Turn a List into a Tensor in Python

In this blog post Turn a List into a Tensor in Python with NumPy, PyTorch, TensorFlow we will turn everyday Python lists into high-performance tensors you can train models with or crunch data on GPUs.

Converting a list to a tensor sounds simple, and it is. But doing it well—choosing the right dtype, handling ragged data, avoiding costly copies, and putting tensors on the right device—can save you hours and accelerate your pipeline. In this guide, we’ll cover a practical path from basic conversion to production-ready tips. We’ll also explain the technology behind tensors so you know why these steps matter.

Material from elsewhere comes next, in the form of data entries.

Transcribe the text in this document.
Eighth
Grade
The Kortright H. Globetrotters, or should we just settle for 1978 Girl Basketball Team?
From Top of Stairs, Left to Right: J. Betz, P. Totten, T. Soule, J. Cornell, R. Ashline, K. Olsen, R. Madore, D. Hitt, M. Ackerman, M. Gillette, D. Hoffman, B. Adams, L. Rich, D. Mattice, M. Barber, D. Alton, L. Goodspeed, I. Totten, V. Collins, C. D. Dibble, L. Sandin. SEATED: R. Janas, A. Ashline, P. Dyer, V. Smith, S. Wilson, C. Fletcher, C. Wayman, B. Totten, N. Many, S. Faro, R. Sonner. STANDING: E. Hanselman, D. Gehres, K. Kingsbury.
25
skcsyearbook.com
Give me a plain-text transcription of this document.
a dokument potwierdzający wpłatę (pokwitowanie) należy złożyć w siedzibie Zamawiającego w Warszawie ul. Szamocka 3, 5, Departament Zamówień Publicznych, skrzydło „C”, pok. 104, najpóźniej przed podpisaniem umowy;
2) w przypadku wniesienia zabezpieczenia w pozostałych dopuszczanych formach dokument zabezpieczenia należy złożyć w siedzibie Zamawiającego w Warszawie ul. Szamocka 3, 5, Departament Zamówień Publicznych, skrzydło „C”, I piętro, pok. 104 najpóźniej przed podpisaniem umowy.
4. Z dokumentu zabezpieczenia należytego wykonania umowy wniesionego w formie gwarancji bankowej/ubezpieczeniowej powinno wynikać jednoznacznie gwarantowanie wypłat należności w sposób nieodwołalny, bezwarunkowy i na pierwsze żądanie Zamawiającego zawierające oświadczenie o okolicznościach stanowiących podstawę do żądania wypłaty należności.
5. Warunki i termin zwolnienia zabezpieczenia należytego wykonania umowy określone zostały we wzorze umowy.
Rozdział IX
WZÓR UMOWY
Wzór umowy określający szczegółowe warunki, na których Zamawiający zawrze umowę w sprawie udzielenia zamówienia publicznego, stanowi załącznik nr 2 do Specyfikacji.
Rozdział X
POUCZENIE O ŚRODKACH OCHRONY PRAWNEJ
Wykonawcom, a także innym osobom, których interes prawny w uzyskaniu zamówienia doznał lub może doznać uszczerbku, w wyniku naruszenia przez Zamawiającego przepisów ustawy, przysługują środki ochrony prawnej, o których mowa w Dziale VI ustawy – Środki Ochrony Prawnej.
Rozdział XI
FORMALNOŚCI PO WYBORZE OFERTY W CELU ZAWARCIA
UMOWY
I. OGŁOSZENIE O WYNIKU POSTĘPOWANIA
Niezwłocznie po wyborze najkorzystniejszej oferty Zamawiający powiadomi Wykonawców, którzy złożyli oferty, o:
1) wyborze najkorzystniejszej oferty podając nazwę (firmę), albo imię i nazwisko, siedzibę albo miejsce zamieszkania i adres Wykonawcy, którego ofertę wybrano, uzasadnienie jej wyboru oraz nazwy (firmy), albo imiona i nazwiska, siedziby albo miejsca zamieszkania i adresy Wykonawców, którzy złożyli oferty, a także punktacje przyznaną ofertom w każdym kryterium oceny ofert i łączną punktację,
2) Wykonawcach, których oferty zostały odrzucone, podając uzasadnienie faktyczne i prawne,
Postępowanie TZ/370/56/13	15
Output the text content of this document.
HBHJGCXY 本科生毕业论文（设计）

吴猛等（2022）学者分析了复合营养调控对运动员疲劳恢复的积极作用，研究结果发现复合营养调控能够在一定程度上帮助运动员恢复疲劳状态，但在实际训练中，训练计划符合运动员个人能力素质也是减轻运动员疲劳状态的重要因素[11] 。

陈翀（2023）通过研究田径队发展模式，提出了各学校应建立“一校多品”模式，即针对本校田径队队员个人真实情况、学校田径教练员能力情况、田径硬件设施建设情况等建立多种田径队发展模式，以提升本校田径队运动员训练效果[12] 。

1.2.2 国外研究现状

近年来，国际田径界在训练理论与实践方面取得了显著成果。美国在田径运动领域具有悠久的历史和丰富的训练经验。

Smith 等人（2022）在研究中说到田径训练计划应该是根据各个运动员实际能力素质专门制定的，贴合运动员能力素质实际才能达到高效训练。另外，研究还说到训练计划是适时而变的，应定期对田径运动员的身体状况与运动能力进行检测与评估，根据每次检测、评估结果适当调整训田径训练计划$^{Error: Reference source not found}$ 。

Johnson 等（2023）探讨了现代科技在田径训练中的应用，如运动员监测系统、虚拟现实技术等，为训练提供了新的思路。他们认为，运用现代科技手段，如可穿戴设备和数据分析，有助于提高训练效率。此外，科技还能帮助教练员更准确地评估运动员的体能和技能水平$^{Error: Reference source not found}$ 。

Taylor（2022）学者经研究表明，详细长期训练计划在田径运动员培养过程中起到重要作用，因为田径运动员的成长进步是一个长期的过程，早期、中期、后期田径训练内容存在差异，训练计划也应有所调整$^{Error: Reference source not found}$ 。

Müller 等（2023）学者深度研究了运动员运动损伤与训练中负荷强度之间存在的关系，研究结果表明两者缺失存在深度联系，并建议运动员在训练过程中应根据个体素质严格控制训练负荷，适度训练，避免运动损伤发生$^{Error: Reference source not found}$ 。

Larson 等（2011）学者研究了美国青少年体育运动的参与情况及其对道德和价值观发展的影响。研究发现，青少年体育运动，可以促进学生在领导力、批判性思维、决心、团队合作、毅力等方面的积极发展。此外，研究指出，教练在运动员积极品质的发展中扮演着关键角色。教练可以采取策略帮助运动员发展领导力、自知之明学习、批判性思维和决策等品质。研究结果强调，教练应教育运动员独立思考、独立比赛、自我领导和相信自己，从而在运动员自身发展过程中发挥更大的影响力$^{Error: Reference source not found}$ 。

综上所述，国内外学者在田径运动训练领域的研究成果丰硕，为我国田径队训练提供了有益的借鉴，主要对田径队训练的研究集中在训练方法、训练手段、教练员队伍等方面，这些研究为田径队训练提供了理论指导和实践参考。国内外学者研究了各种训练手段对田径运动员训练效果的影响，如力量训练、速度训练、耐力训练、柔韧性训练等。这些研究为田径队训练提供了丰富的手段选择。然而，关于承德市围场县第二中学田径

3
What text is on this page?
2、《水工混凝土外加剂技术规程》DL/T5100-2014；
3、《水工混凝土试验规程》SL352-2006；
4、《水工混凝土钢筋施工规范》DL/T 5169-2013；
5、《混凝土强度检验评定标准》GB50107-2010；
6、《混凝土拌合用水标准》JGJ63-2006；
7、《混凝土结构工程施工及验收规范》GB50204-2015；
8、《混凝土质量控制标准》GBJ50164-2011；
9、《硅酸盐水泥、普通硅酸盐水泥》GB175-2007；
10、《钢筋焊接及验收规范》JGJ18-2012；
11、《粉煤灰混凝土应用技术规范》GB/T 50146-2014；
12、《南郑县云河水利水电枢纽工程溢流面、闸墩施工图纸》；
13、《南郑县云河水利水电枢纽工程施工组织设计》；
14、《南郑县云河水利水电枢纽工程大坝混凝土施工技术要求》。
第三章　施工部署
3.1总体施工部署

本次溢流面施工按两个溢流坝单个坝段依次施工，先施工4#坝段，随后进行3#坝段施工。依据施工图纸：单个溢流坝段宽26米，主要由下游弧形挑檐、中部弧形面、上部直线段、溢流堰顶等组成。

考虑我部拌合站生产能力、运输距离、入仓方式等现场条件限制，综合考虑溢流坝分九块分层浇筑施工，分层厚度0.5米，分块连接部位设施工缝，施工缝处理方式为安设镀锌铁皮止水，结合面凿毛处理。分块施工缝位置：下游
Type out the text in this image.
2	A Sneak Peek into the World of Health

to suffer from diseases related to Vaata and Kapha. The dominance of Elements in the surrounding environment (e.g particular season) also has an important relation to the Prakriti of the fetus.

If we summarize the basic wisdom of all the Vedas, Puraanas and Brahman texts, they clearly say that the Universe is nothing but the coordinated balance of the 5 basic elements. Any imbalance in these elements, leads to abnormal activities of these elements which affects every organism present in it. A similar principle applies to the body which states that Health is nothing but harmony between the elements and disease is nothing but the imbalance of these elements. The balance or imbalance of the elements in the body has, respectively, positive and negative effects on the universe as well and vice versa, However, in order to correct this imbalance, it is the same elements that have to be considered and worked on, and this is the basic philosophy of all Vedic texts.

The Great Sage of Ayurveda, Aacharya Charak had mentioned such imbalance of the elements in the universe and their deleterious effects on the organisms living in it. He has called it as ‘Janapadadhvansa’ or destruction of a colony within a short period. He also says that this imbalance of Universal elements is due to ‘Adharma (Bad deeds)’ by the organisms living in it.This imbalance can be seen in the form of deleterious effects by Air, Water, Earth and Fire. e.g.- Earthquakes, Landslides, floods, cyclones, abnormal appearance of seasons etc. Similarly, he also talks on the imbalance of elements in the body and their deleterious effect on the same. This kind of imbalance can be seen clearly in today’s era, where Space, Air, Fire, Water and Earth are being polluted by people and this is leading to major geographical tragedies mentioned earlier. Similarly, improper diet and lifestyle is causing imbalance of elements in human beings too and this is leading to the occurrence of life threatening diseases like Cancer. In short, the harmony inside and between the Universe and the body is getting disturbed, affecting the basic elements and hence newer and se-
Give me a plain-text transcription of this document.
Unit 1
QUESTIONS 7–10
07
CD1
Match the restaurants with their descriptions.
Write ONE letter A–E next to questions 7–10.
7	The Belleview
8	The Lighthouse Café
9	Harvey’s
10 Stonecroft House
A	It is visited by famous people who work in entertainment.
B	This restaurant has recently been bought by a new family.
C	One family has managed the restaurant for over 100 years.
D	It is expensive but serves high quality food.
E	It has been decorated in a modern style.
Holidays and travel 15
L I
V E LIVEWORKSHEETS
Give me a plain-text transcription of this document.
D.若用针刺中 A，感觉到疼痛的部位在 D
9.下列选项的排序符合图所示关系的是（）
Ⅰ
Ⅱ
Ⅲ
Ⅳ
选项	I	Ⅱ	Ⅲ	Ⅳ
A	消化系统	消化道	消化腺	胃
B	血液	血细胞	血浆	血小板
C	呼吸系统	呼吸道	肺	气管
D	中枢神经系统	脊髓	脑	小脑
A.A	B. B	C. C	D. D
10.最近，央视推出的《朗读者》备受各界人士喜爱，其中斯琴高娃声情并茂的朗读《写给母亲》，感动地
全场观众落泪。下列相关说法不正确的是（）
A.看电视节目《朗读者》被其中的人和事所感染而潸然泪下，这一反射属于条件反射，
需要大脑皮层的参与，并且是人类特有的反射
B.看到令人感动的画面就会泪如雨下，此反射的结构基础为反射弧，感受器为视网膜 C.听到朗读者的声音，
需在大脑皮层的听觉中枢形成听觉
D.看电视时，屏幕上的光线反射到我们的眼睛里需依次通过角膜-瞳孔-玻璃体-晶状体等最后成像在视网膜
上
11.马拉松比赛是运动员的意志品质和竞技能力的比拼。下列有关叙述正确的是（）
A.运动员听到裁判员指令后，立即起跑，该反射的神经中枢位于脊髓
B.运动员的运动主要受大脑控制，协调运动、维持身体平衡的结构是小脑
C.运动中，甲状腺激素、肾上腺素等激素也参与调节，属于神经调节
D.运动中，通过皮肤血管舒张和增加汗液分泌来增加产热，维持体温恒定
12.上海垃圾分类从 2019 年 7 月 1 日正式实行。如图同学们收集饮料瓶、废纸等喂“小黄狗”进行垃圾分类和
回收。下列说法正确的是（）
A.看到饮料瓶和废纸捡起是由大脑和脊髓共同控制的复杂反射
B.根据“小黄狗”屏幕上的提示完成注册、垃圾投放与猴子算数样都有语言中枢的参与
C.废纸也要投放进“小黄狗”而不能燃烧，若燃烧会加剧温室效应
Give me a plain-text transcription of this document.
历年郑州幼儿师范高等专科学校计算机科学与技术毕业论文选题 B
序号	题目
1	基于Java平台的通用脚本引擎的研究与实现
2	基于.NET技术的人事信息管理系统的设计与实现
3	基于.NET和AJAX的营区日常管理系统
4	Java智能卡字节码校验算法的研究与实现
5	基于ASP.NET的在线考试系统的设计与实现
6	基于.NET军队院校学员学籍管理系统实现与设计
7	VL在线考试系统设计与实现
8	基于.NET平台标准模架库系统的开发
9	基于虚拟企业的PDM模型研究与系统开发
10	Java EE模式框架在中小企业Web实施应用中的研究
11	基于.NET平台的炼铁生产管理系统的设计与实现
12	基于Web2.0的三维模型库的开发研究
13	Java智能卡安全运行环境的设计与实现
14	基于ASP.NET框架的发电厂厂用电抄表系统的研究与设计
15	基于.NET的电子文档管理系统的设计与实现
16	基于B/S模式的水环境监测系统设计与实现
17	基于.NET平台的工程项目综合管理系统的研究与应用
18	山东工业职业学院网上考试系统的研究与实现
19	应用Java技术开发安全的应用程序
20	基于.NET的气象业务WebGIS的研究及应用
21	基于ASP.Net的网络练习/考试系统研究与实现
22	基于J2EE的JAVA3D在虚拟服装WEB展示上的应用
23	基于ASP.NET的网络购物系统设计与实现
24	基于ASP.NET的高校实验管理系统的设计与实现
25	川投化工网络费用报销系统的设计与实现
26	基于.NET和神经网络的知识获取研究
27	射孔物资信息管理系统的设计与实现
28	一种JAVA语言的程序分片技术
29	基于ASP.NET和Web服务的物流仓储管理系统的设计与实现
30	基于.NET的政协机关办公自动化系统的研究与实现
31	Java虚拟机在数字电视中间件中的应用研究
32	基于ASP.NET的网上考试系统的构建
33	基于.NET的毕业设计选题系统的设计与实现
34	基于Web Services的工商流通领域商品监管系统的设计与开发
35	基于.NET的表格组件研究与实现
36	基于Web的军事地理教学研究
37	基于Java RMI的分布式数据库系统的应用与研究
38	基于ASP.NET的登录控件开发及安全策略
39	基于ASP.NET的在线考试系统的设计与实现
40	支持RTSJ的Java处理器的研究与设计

What is a tensor and why it matters

A tensor is a multi-dimensional array with a defined shape and data type. Think of it as a generalization of vectors and matrices to any number of dimensions. Tensors power modern numerical computing and machine learning because they:

Enable vectorized operations that run fast in C/C++ backends.
Support GPU/TPU acceleration.
Carry metadata (shape, dtype, device) for efficient execution.

The main technologies you’ll use are:

NumPy: The foundational CPU array library for Python.
PyTorch: A deep learning framework with eager execution and Pythonic APIs.
TensorFlow: A deep learning framework with graph execution and Keras integration; supports RaggedTensor for variable-length data.

Under the hood, all three store contiguous blocks of memory (when possible), record shape and dtype, and dispatch optimized kernels for math ops. Getting from a Python list (flexible but slow) to a tensor (structured and fast) is your gateway to scalable compute.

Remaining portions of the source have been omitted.